Liver fibrosis was induced in mice by CCl₄ administration. Hepatic injury, collagen deposition, inflammatory activation, and oxidative stress were evaluated using histological, biochemical, molecular, and transcriptomic approaches. The involvement of IRG1 was assessed by employing IRG1-deficient mice. Direct binding between rutin and IRG1 was examined through molecular docking, molecular dynamics simulations, and the cellular thermal shift assay (CETSA).

Results

Rutin treatment markedly alleviated CCl₄-induced hepatic injury, fibrotic deposition, inflammatory cytokine production, and reactive oxygen species accumulation.
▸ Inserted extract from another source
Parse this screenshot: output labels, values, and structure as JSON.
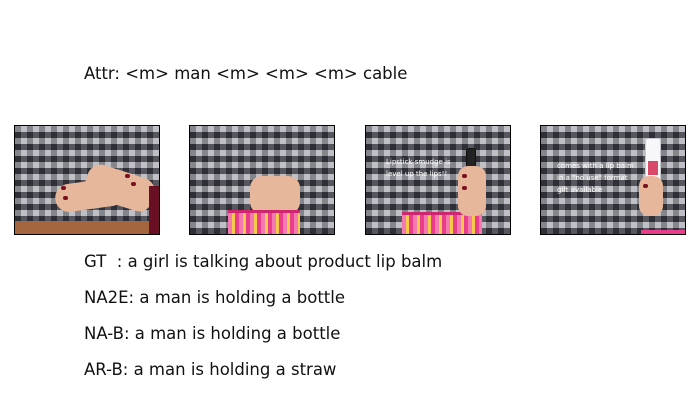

Mechanistically, rutin directly bound to and stabilized IRG1, which was associated with enhanced IRG1 enzymatic activity and increased endogenous itaconate production. This led to activation of Nrf2-mediated antioxidant signaling and suppression of NLRP3 inflammasome activation. Importantly, the protective effects of rutin were largely abolished in IRG1-deficient mice, confirming that IRG1 is essential for rutin-mediated hepatoprotection.

Conclusion

These findings identify rutin as a potential anti-fibrotic agent that targets the IRG1/itaconate axis to coordinate antioxidant and anti-inflammatory responses during liver fibrosis.